A hulking, half-demolished, now-defunt Chase Bank sits at the corner of Pleasant Valley Avenue and Broadway in Oakland. Photo: Lisa Fernandez

Demolition on a now-defunct Chase bank in Oakland's Rockridge district - where contractors discovered asbestos - will resume later this month, with the goal of completely tearing it down by the end of the year, according to the city's deputy planning director.

Darin Ranelletti told KTVU on Wednesday that he didn't have a specific date for the demolition, but that the developer, TRC, was working with the Bay Area Air Quality Management District, on how to proceed.

The asbestos was found in April, and no work has been done on the site since then. According to officials, no asbestos made its way into the air.

Ranelletti also said that the developer has not yet decided what to do after the Chase bank, which has been an eyesore for months at the corner of Pleasant Valley Avenue and Broadway, has been torn down.

The site was originally supposed to house many shops at a new mall called Shops at the Ridge. There is a new Safeway, Chase Bank and a few other shops built in one corner of the open-air mall.

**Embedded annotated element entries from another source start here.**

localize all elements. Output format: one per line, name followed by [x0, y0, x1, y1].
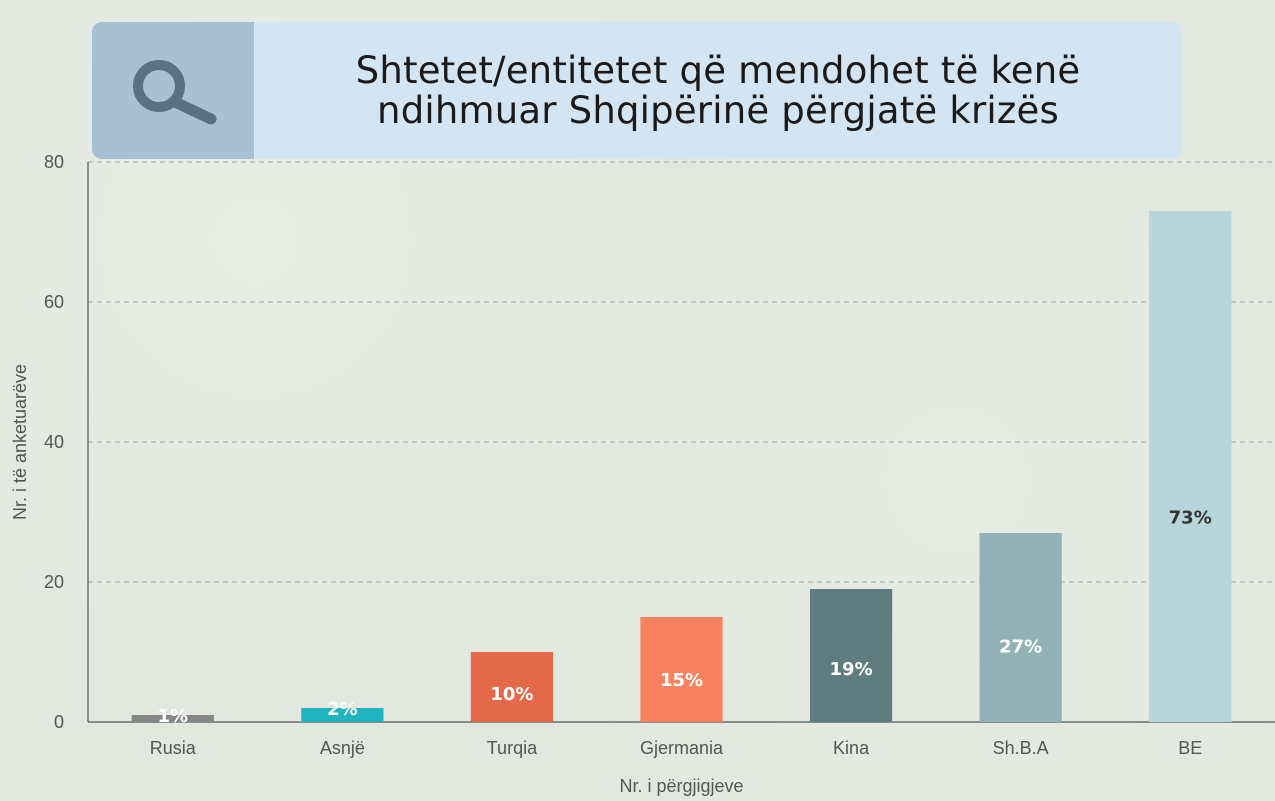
title-icon-panel [92, 22, 254, 159]
bar-data-label: 2% [327, 699, 358, 720]
bar-data-label: 10% [490, 684, 533, 705]
bar-data-label: 19% [830, 659, 873, 680]
page-title: Shtetet/entitetet që mendohet të kenë nd… [355, 48, 1081, 132]
bar-turqia [470, 652, 554, 722]
y-axis-title: Nr. i të anketuarëve [10, 364, 30, 520]
x-tick-label: Sh.B.A [993, 738, 1049, 758]
x-tick-label: Rusia [150, 738, 197, 758]
bar-rusia [131, 715, 214, 722]
bar-be [1149, 211, 1232, 722]
x-tick-label: BE [1178, 738, 1202, 758]
y-tick-label: 80 [44, 152, 64, 172]
x-tick-label: Gjermania [640, 738, 724, 758]
bar-data-label: 27% [999, 636, 1042, 657]
bar-sh-b-a [979, 533, 1062, 722]
bar-data-label: 15% [660, 670, 703, 691]
x-tick-label: Turqia [487, 738, 538, 758]
y-tick-label: 0 [54, 712, 64, 732]
x-axis-title: Nr. i përgjigjeve [619, 776, 743, 796]
y-tick-label: 20 [44, 572, 64, 592]
y-tick-label: 60 [44, 292, 64, 312]
x-tick-label: Kina [833, 738, 870, 758]
label-layer: Rusia 1% Asnjë 2% Turqia 10% Gjermania 15% Kina 1… [150, 508, 1212, 758]
bar-asnjë [301, 708, 384, 722]
search-icon [133, 59, 217, 124]
title-line-2: ndihmuar Shqipërinë përgjatë krizës [377, 88, 1059, 132]
bar-kina [809, 589, 893, 722]
bar-gjermania [640, 617, 723, 722]
title-text-wrap: Shtetet/entitetet që mendohet të kenë nd… [254, 22, 1182, 159]
bar-layer [131, 211, 1232, 722]
x-tick-label: Asnjë [320, 738, 365, 758]
chart-title-banner: Shtetet/entitetet që mendohet të kenë nd… [92, 22, 1182, 159]
bar-data-label: 73% [1169, 508, 1212, 529]
title-line-1: Shtetet/entitetet që mendohet të kenë [355, 48, 1081, 92]
y-tick-label: 40 [44, 432, 64, 452]
grid-layer [88, 161, 1275, 583]
bar-data-label: 1% [158, 706, 189, 727]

But a large swath of the mall remains barren.

In an interview, the TRC property manager, Shannon Naraghi said that the cost of the asbestos removal is so expensive, and that the retail market landscape had soured, that her company needed to take the "temperature" of the market to determine what's next.

Ranelletti said Oakland officials would love to add high-density apartments  to the retail-only plan, but that the landowners – Alvin Chan of Texas – has expressly denied any addition of housing to the project through the developer.